Hayatın en garip tezatlarından biri, yükseldikçe artan fısıltılardır. Adımlarınız sağlamlaştıkça, ayak seslerinizin yerini dedikodular alır. Sanki başarı, bazılarının diline takılan bir çalı gibidir; ilerledikçe sizi çekiştirirler.
İnsanlar, ulaşamadıkları yükseklikleri küçümseme eğilimindedir. Siz ilerlerken, geride kalanların bakışları ağırlaşır. Bu, çoğu zaman bir kıskançlık değil, kendi durgunluklarının yarattığı rahatsızlıktır. Dedikodu, tembel zihinlerin başarıya karşı savunma mekanizmasıdır.

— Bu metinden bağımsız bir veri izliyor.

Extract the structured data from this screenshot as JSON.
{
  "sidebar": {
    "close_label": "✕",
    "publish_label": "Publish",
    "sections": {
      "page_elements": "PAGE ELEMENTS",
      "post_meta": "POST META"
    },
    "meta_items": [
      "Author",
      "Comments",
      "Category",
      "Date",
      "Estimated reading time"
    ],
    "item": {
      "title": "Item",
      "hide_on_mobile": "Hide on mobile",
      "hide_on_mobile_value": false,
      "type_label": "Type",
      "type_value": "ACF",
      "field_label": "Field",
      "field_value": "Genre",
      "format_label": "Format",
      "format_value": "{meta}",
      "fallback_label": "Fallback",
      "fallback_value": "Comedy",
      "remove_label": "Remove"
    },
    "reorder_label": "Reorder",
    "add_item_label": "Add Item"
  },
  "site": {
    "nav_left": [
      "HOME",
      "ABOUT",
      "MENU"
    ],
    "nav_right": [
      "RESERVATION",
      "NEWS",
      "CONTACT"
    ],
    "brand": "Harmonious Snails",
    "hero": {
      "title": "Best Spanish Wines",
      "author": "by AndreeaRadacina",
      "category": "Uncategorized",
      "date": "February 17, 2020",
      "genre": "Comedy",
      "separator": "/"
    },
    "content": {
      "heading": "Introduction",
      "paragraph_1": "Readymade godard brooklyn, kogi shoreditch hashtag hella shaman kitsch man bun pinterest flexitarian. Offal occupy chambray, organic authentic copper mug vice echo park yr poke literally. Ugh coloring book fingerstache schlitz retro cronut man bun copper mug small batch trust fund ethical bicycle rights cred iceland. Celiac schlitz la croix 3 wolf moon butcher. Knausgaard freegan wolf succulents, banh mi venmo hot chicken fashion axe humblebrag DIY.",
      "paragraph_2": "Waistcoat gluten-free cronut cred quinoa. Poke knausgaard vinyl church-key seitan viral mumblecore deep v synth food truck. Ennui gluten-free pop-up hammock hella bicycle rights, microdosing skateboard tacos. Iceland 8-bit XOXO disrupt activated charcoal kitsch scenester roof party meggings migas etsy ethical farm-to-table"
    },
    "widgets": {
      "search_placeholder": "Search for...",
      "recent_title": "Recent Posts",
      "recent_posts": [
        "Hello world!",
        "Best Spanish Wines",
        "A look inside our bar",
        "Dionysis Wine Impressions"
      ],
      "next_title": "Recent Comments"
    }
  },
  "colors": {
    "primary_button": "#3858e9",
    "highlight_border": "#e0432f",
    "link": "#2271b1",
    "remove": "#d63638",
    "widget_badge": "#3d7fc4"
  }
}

Gerçekten değerli bir iş yapıyorsanız, mutlaka eleştirileceksiniz. Ancak unutmayın: İnsanlar, ancak ulaşamadıkları şeyleri yermeye zaman ayırır. Arkadan konuşanlar, aslında kendi eksikliklerini örtbas etmeye çalışır. Siz hedeflerinize odaklanırken, onlar sadece geçmişinizle uğraşır.
Tarih, arkasından konuşulan ama yolundan dönmeyenlerin hikâyeleriyle doludur. Büyük düşünürler, sanatçılar ve liderler, dönemlerinin dedikodularını susturacak kadar ilerlemişlerdir. Önemli olan, söylenenler değil, sizin ne yaptığınızdır.
Başarı, gereksiz gürültüye kulak vermez. Eğer sizi arkadan konuşuyorlarsa, en azından önlerinden geçmişsiniz demektir. Dedikodu, gerçeklerin gölgesinde kıvrananların son çaresidir. Siz ilerlemeye devam edin; konuşanlar, nefesleri tükenene kadar arkanızda kalacak.
Hayat, sürekli ilerleyenlerin oyunudur. Büyük insanlar hakkında konuşulur, küçük insanlar ise konuşur. Yolunuz açık, hedefiniz net olsun. Unutmayın: Yükseldikçe, aşağıdakilerin sesleri uzaklaşır.